Despite not being a stranger to criticism or controversy - be it one billion dollars in taxpayer subsidies for a new Buffalo Bills stadium, or the abrupt resignation of her Lieutenant Governor, Brian Benjamin, following his arrest on corruption charges - Hochul took over 2/3 of the vote in the June Primary.
Aided by a significant financial advantage, both Hochul and her running mate, Lieutenant Governor Antonio Delgado, won every county in the State with a “rose garden” strategy, despite whispers behind the scenes.
With State Democrats reckoning with the fallout of an unprecedented redistricting cycle, while collectively bracing for a myriad of contested House seats from the Hudson Valley to Long Island - Hochul, perched at the top of the ticket, appeared to be insulated from any potential Republican waves. The Dobbs decision, which officially overturned Roe v. Wade (and the resulting in a Democratic bump in the polls) only served to validate Hochul’s electoral security. National media - fixated on consequential swing state Senate races in Georgia, Pennsylvania, Nevada and Arizona - would have little bandwidth for a Governor’s race in a state Joe Biden won by twenty-four points. A rose garden strategy would suffice once again.
However, Hochul’s opponent, Eastern Long Island Congressman Lee Zeldin, would not go quietly. Zeldin, a former State Senator who served in the military, was accustomed to winning purple districts with an unabashed right-leaning message. Zeldin bested incumbent Democrat Congressman Tim Bishop - who had held New York’s 1st Congressional District for over a decade - in the red wave of 2014. Since then, he has habitually defeated seasoned Democratic opposition every two years, while shedding his old guard Conservatism for more pro-Trump bona fides - reflective of the national tide taking hold in his party. While his district includes some of the wealthiest enclaves in the entire Country, like the Hamptons, Zeldin built his political base in-and-around the town of Brookhaven - a more prototypical middle-class Long Island community.
Perhaps nervous that Democrats in the State Legislature would gerrymander his Congressional District, Zeldin leapt at the opportunity to run for Governor, announcing his bid midway through 2021.
Editor’s Note: Had Zeldin opted to hold his NY1 Congressional Seat, he likely could have kept the seat indefinitely following the Special Master’s decision.
In the Republican Primary, Zeldin easily defeated Andrew Guliani (son of the former Mayor), Rob Astorino (former GOP candidate for Governor), and Harry Wilson.
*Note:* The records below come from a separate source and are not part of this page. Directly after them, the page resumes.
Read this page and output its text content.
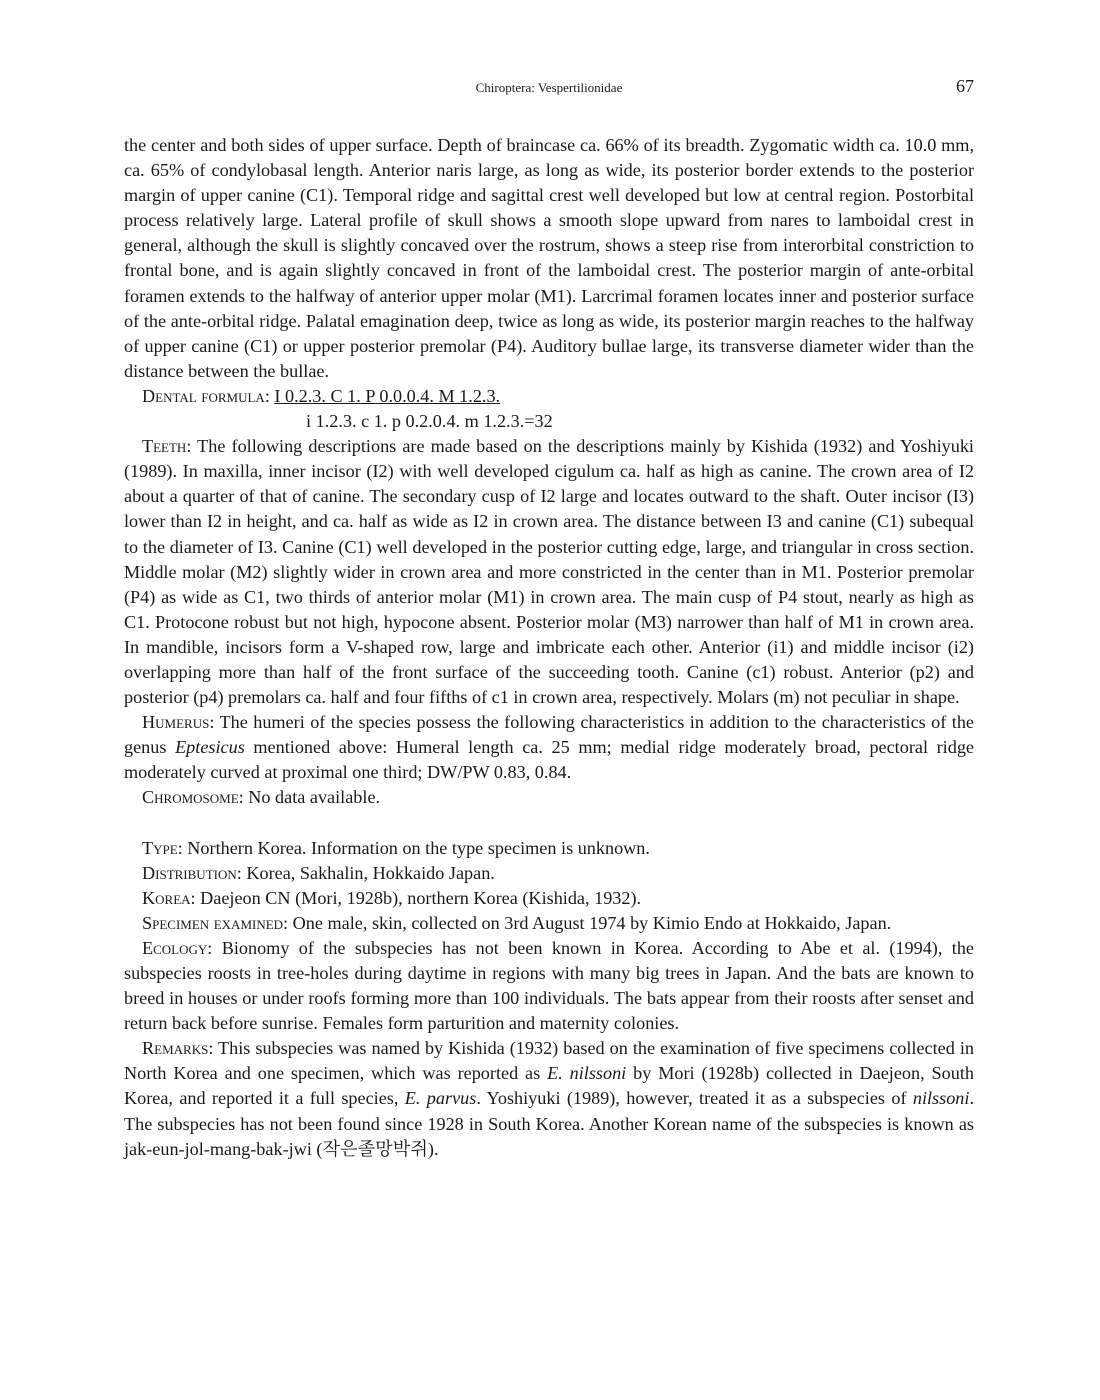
Chiroptera: Vespertilionidae	67

the center and both sides of upper surface. Depth of braincase ca. 66% of its breadth. Zygomatic width ca. 10.0 mm, ca. 65% of condylobasal length. Anterior naris large, as long as wide, its posterior border extends to the posterior margin of upper canine (C1). Temporal ridge and sagittal crest well developed but low at central region. Postorbital process relatively large. Lateral profile of skull shows a smooth slope upward from nares to lamboidal crest in general, although the skull is slightly concaved over the rostrum, shows a steep rise from interorbital constriction to frontal bone, and is again slightly concaved in front of the lamboidal crest. The posterior margin of ante-orbital foramen extends to the halfway of anterior upper molar (M1). Larcrimal foramen locates inner and posterior surface of the ante-orbital ridge. Palatal emagination deep, twice as long as wide, its posterior margin reaches to the halfway of upper canine (C1) or upper posterior premolar (P4). Auditory bullae large, its transverse diameter wider than the distance between the bullae.

Dental formula: I 0.2.3. C 1. P 0.0.0.4. M 1.2.3.
i 1.2.3. c 1. p 0.2.0.4. m 1.2.3.=32

Teeth: The following descriptions are made based on the descriptions mainly by Kishida (1932) and Yoshiyuki (1989). In maxilla, inner incisor (I2) with well developed cigulum ca. half as high as canine. The crown area of I2 about a quarter of that of canine. The secondary cusp of I2 large and locates outward to the shaft. Outer incisor (I3) lower than I2 in height, and ca. half as wide as I2 in crown area. The distance between I3 and canine (C1) subequal to the diameter of I3. Canine (C1) well developed in the posterior cutting edge, large, and triangular in cross section. Middle molar (M2) slightly wider in crown area and more constricted in the center than in M1. Posterior premolar (P4) as wide as C1, two thirds of anterior molar (M1) in crown area. The main cusp of P4 stout, nearly as high as C1. Protocone robust but not high, hypocone absent. Posterior molar (M3) narrower than half of M1 in crown area. In mandible, incisors form a V-shaped row, large and imbricate each other. Anterior (i1) and middle incisor (i2) overlapping more than half of the front surface of the succeeding tooth. Canine (c1) robust. Anterior (p2) and posterior (p4) premolars ca. half and four fifths of c1 in crown area, respectively. Molars (m) not peculiar in shape.

Humerus: The humeri of the species possess the following characteristics in addition to the characteristics of the genus Eptesicus mentioned above: Humeral length ca. 25 mm; medial ridge moderately broad, pectoral ridge moderately curved at proximal one third; DW/PW 0.83, 0.84.

Chromosome: No data available.

Type: Northern Korea. Information on the type specimen is unknown.

Distribution: Korea, Sakhalin, Hokkaido Japan.

Korea: Daejeon CN (Mori, 1928b), northern Korea (Kishida, 1932).

Specimen examined: One male, skin, collected on 3rd August 1974 by Kimio Endo at Hokkaido, Japan.

Ecology: Bionomy of the subspecies has not been known in Korea. According to Abe et al. (1994), the subspecies roosts in tree-holes during daytime in regions with many big trees in Japan. And the bats are known to breed in houses or under roofs forming more than 100 individuals. The bats appear from their roosts after senset and return back before sunrise. Females form parturition and maternity colonies.

Remarks: This subspecies was named by Kishida (1932) based on the examination of five specimens collected in North Korea and one specimen, which was reported as E. nilssoni by Mori (1928b) collected in Daejeon, South Korea, and reported it a full species, E. parvus. Yoshiyuki (1989), however, treated it as a subspecies of nilssoni. The subspecies has not been found since 1928 in South Korea. Another Korean name of the subspecies is known as jak-eun-jol-mang-bak-jwi (작은졸망박쥐).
The primary was an interesting flashpoint in Republican politics, with Wilson - a wealthy, pro-choice former Obama advisor, who had come the closest of any Republican to winning statewide office in NY since 2002 (he lost to State Comptroller Thomas DiNapoli in 2010) - cast as a Rockefeller Republican, with Zeldin - a Trump ally who voted to decertify the 2020 Presidential Election - more in lockstep with the current GOP electorate. In spite of Astorino prevailing in Westchester, Rockland, Putnam and Duchess counties - with Guliani taking four of the five boroughs - Zeldin won convincingly, taking 44% of the vote in the four-way race, while running roughshod over his competition on Long Island, and carrying a majority of Upstate counties to boot. Wilson, who would have made a formidable candidate in the general election, failed to resonate with the Republican electorate, finishing in a distance fourth place.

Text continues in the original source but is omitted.